5.3.Ingevolge artikel 8.1, aanhef en onder e, van de planregels zijn de voor ‘Natuur – Extensieve recreatie’ aangewezen gronden bestemd voor – voor zover hier van belang – bestaande bebouwing zoals bedoeld in artikel 1.20 van de planregels.
5.4.Ingevolge artikel 8.2, aanhef en onder b, van de planregels mogen bestaande bouwwerken, zoals bedoeld in artikel 8.1, onder e, van de planregels, worden behouden, maar niet worden herbouwd.
5.5.Ingevolge artikel 16.2, aanhef en onder f, van de planregels geldt dat ter plaatse van de aanduiding ‘landschapswaarden’ geen bebouwing is toegestaan, met uitzondering van reeds bestaande bouwwerken en het bepaalde in artikel 27.3.
5.6.Ingevolge artikel 27.3 van de planregels mogen bij (zomer)woningen en recreatieverblijven steigers en vlonders worden gebouwd, met inachtneming van de volgende regels:
steigers en vlonders mogen alleen worden gebouwd ten behoeve van de aangrenzende woning, zomerwoning of recreatieverblijf;
steigers en vlonders zijn eveneens toegestaan op gronden direct grenzend aan en in eigendom behorend bij het bestemmingsvlak van de (zomer)woning of recreatieverblijf;
steigers en vlonders hebben een bouwhoogte van minder dan 1 m;
het gezamenlijk oppervlak van steigers en vlonders mag per woning ten hoogste 15 m² bedragen en per zomerwoning of recreatieverblijf ten hoogste 6 m2.
Ingevolge artikel 30.2 van de planregels (voor zover hier relevant) kan het bevoegd gezag bij een omgevingsvergunning afwijken van het bepaalde in hoofdstuk 2, voor het toestaan van bebouwing buiten het bouwvlak, zijnde bouwen in de bebouwingsvrije zone (binnen een afstand van 5 m tot de oeverlijn), met inachtneming van het volgende:
- de bestaande natuur, landschaps- en cultuurhistorische waarden mogen als gevolg van de afwijking niet onevenredig worden aangetast.
5.8.Ingevolge artikel 33.1 van de planregels geldt dat voor bouwwerken het overgangsrecht als volgt luidt:
a. een bouwwerk dat op het tijdstip van inwerkingtreding van het bestemmingsplan aanwezig of in uitvoering is, dan wel gebouwd kan worden krachtens een omgevingsvergunning voor het bouwen, en afwijkt van het plan, mag, mits deze afwijking naar aard en omvang niet wordt vergroot:
1. gedeeltelijk worden vernieuwd of veranderd;
2. na het tenietgaan ten gevolge van een calamiteit geheel worden vernieuwd of veranderd, mits de aanvraag van de omgevingsvergunning voor het bouwen wordt gedaan binnen twee jaar na de dag waarop het bouwwerk is tenietgegaan;
het bevoegd gezag kan eenmalig in afwijking van dit lid onder a een omgevingsvergunning verlenen voor het vergroten van de inhoud van een bouwwerk als bedoeld in dit lid onder a met maximaal 10%;
dit lid onder a is niet van toepassing op bouwwerken die weliswaar bestaan op het tijdstip van inwerkingtreding van het plan, maar zijn gebouwd zonder vergunning en in strijd met het daarvoor geldende plan, daaronder begrepen de overgangsbepaling van dat plan.
Omvang van het geding
6. De rechtbank stelt vast dat niet alle bouwwerken waartegen de lasten onder dwangsom zich richten nog tot de omvang van het geding behoren.

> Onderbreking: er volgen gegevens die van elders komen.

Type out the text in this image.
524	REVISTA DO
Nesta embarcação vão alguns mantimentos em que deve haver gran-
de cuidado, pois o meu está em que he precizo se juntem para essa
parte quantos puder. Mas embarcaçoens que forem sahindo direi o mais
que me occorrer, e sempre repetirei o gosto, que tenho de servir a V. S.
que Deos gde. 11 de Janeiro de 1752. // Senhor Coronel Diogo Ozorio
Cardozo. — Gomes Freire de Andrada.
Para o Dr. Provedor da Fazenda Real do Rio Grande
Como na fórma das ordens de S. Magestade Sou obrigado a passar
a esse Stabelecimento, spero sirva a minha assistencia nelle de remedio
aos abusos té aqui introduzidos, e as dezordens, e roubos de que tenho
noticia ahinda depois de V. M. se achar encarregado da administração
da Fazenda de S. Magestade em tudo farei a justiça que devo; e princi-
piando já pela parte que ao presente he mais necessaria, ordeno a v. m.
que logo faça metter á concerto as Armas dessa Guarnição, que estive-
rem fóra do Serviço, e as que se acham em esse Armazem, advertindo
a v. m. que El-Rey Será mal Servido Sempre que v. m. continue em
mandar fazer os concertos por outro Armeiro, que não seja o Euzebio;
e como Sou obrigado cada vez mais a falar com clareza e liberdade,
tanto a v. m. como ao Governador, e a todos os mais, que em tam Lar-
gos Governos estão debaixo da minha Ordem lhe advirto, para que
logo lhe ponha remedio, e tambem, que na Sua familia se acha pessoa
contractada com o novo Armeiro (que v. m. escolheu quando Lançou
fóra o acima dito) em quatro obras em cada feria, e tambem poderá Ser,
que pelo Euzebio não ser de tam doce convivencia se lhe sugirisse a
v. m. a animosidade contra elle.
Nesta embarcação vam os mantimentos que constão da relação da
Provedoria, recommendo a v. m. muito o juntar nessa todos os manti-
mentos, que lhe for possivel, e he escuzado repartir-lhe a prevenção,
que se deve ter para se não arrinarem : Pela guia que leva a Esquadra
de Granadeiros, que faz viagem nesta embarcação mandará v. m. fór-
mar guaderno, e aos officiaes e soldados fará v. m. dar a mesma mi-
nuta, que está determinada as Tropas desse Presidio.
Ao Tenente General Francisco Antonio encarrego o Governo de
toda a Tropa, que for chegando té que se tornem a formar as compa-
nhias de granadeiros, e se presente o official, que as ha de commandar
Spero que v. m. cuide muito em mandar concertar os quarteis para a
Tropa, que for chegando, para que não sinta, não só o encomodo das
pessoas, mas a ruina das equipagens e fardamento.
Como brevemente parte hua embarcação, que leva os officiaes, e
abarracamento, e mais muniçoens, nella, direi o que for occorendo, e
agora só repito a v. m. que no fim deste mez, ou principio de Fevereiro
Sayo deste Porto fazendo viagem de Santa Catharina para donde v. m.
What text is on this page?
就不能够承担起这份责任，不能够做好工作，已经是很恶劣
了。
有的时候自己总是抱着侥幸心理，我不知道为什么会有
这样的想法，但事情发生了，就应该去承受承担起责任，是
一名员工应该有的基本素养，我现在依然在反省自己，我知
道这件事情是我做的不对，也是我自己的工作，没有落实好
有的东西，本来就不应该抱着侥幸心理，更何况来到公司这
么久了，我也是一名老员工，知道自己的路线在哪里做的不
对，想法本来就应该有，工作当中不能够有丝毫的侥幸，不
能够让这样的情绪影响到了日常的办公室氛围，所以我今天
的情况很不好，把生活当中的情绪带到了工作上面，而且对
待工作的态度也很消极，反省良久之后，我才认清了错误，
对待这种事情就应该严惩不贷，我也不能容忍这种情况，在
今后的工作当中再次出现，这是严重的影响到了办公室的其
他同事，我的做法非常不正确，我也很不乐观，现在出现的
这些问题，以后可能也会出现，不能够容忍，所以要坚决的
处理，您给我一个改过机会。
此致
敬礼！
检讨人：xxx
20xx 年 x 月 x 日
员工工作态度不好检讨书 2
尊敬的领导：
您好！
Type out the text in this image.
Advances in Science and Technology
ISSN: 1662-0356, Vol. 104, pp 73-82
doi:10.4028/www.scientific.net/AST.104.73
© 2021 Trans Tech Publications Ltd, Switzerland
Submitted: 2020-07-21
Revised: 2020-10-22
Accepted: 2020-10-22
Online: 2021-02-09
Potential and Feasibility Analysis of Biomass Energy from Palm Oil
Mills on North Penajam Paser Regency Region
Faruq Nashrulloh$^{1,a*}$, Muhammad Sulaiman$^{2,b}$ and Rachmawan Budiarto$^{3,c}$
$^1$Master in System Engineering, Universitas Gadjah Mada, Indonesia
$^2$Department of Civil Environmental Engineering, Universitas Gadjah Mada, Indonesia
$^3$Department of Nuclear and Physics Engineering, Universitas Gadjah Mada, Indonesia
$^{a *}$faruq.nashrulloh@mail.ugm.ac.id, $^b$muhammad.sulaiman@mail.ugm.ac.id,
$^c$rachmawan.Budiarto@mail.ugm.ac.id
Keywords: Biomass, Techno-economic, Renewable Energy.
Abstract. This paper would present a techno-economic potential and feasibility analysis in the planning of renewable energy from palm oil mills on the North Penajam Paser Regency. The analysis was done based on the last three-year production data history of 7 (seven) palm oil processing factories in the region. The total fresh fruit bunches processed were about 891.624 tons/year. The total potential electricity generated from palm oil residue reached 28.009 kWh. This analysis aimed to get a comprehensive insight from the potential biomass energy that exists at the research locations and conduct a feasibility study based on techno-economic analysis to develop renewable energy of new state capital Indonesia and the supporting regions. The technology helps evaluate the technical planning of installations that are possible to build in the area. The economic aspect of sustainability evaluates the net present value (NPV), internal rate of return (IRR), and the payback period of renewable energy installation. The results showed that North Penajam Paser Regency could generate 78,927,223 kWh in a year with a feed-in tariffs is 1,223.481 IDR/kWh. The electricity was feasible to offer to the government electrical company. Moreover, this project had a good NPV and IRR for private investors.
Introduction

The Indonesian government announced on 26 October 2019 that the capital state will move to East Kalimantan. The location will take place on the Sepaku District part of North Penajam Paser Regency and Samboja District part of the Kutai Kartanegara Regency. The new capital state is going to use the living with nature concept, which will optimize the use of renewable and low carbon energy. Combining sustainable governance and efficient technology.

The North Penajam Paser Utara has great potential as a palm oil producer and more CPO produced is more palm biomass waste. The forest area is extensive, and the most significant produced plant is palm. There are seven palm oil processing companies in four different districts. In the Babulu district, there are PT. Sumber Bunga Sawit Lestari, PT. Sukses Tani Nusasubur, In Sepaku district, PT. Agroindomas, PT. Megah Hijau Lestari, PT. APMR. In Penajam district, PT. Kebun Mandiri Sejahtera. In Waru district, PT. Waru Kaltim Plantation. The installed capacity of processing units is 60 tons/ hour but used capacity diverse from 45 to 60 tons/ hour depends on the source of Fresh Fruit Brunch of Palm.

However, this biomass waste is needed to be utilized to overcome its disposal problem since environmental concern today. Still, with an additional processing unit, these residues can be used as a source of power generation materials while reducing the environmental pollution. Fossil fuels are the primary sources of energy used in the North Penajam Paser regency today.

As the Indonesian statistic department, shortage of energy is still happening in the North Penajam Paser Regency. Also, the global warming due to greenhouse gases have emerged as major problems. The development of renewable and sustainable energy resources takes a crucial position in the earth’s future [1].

In het geval van eisers I is reeds een omgevingsvergunning verleend voor de bestrating van de betontegels en de eendenkooi. Eisers I hebben in zoverre geen belang meer bij de beoordeling van hun beroep. Dit geldt ook voor de houten brug en de toegangspoort van eiser II.
6.1.Ten aanzien van de drijvende steiger van eiser II staat vast dat deze reeds is verwijderd. Eiser II heeft zijn de beroepsgrond ten aanzien van dit bouwwerk ter zitting ingetrokken.
6.2.Dit betekent dat de beroepen van eisers uitsluitend nog betrekking hebben op de houten steiger met drijvend ponton en de gecamoufleerde berging van eisers I en de houten vlonder en de gecamoufleerde berging van eiser II. Ten aanzien van de steiger met ponton en de vlonder betwisten eisers dat sprake is van een overtreding. De rechtbank zal hierna achtereenvolgens bespreken of verweerder zich terecht op het standpunt stelt dat het zonder omgevingsvergunning bouwen van deze bouwwerken een overtreding is van het bepaalde in artikel 2.1, eerste lid, aanhef en onder a en c, van de Wabo. Daarna zal de rechtbank bespreken of er, zoals eisers stellen, bijzondere omstandigheden bestaan waaronder verweerder had moeten afzien van handhavend optreden.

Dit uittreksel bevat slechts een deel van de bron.